According to Egoyan, all the relationships in the film are defined by the exchange of money because money "makes tangible that which is too terrifyingly abstract otherwise." Asking a woman to dance at your table or to baby-sit your nonexistent child may be grotesque or pathological but, by putting a dollar amount on the act, it begins to seem as normal as anything else in a market economy. "It's a way of saying, 'Hey! This is quite normal, because I pay for it." And in this and other films, Egoyan has had an interesting slant on such "normal" jobs as insurance adjuster (in his film The Adjuster ) or tax auditor or customs inspector (in Exotica ). As Egoyan told the New York Times, "From the outside these may appear to be very banal, but they're jobs that are infused with all sorts of psychological needs.
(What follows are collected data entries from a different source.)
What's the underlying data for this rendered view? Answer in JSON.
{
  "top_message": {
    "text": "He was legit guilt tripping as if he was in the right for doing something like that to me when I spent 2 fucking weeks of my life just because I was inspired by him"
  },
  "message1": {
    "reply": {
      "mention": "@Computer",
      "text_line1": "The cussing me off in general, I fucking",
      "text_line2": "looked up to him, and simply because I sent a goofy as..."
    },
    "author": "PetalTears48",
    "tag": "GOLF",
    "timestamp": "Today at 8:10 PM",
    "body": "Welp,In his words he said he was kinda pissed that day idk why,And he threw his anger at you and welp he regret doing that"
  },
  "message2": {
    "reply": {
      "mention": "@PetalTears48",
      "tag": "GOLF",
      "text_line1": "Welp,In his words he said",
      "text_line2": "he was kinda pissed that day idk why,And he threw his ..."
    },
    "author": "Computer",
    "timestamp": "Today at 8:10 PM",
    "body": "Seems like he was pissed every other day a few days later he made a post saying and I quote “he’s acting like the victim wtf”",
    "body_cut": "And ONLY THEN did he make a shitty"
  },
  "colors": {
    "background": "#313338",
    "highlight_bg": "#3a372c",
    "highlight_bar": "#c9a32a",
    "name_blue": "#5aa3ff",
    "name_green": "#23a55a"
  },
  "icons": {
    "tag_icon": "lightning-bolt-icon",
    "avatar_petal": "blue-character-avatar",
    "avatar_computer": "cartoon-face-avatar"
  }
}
They involve digging into someone else's life, and they're a way of legitimizing what might otherwise be pathological behavior." All his characters demonstrate extraordinary impulses beneath mundane surfaces.
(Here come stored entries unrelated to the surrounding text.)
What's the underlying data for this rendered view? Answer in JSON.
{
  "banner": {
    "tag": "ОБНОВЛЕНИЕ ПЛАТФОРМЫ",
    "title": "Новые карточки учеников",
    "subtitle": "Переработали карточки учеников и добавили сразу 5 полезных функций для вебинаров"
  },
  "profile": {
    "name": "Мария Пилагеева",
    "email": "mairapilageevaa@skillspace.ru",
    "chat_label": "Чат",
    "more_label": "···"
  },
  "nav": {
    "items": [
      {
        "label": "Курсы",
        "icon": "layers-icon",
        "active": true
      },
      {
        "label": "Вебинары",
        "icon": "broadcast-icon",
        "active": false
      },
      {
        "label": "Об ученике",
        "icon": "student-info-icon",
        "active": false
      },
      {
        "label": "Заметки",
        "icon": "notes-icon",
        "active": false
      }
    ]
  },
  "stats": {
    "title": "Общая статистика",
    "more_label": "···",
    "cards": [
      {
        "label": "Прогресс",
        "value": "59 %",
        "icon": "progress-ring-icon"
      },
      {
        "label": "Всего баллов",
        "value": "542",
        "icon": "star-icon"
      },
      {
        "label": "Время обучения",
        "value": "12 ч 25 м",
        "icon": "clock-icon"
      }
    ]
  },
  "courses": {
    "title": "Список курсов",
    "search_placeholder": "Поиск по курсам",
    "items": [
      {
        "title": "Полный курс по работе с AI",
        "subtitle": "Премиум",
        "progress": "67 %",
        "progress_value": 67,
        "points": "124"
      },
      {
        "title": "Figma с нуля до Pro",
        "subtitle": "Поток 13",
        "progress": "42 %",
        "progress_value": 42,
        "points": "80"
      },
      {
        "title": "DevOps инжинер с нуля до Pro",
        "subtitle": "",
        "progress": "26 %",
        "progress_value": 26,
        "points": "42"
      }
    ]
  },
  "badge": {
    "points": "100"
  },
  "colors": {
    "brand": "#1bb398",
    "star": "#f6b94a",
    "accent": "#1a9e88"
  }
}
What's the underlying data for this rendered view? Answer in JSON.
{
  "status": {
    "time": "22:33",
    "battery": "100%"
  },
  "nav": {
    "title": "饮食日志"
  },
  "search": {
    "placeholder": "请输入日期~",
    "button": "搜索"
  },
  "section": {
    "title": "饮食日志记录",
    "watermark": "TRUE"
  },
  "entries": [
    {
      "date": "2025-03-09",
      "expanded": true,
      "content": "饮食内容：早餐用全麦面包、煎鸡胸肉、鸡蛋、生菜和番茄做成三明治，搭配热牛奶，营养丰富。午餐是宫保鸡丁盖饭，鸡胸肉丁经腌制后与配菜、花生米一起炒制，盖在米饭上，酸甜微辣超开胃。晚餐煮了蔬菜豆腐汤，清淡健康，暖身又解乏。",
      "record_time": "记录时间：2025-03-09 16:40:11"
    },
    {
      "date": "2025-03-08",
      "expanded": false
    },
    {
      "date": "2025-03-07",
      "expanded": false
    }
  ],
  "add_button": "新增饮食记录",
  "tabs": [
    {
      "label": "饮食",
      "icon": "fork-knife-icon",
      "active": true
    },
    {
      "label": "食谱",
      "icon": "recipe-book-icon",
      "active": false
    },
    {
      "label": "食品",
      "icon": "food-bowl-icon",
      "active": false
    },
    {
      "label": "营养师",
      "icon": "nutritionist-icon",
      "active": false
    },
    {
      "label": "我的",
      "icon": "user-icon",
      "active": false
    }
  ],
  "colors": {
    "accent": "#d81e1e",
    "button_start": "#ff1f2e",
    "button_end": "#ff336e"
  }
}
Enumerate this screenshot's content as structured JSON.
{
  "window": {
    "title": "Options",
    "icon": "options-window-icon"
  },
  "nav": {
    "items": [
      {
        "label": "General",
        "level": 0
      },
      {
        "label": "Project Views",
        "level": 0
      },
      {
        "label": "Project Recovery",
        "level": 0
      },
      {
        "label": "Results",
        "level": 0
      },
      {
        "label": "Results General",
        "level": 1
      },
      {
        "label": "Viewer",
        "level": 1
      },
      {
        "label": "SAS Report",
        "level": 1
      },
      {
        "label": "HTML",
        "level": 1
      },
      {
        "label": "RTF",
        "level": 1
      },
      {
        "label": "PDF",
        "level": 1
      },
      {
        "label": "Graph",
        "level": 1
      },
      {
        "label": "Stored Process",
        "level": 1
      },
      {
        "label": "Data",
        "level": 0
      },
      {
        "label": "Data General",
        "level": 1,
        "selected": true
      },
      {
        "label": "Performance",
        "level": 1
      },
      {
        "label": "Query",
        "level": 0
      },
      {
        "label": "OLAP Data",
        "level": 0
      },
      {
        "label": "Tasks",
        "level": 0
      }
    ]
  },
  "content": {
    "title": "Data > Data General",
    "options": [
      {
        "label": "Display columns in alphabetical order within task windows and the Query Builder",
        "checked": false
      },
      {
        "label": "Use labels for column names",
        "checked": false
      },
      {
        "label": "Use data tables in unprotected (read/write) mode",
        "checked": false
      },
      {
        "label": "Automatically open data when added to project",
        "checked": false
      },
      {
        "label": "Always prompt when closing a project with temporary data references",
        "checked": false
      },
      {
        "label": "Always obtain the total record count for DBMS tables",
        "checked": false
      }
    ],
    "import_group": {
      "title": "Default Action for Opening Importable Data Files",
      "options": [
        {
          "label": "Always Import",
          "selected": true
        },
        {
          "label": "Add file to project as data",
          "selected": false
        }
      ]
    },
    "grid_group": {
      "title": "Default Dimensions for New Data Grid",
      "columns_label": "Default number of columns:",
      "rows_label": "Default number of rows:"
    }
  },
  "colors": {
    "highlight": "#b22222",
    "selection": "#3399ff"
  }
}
Egoyan's particular genius here is his ability to weave these and other interests and concerns into a coherent work of art that illuminates the human condition, while creating a film language unlike anything preceding it, perhaps helping the cinema to break further away from its written-word and theatrical-stage antecedents. Exotica won the International Critics' Prize at the 1994 Cannes Film Festival and top awards in Belgium and France; it swept the Genies in Canada; both Siskel and Ebert put it on their Top Ten lists; and it was also a commercial success, indicating that it may very well influence future filmmakers. Exotica shows how much a film's structure may be bent while remaining coherent and, more importantly, it suggests new structures for films far removed from mere storytellingfilms that are fragmented and elusive, and therefore a better reflection of how we know and feel about the real people in our lives, as opposed to fictional characters. While simple structures may be optimal for relating plots, something more complex may be needed to relate character. As Egoyan himself has said, "There's nothing simple about representing a human being."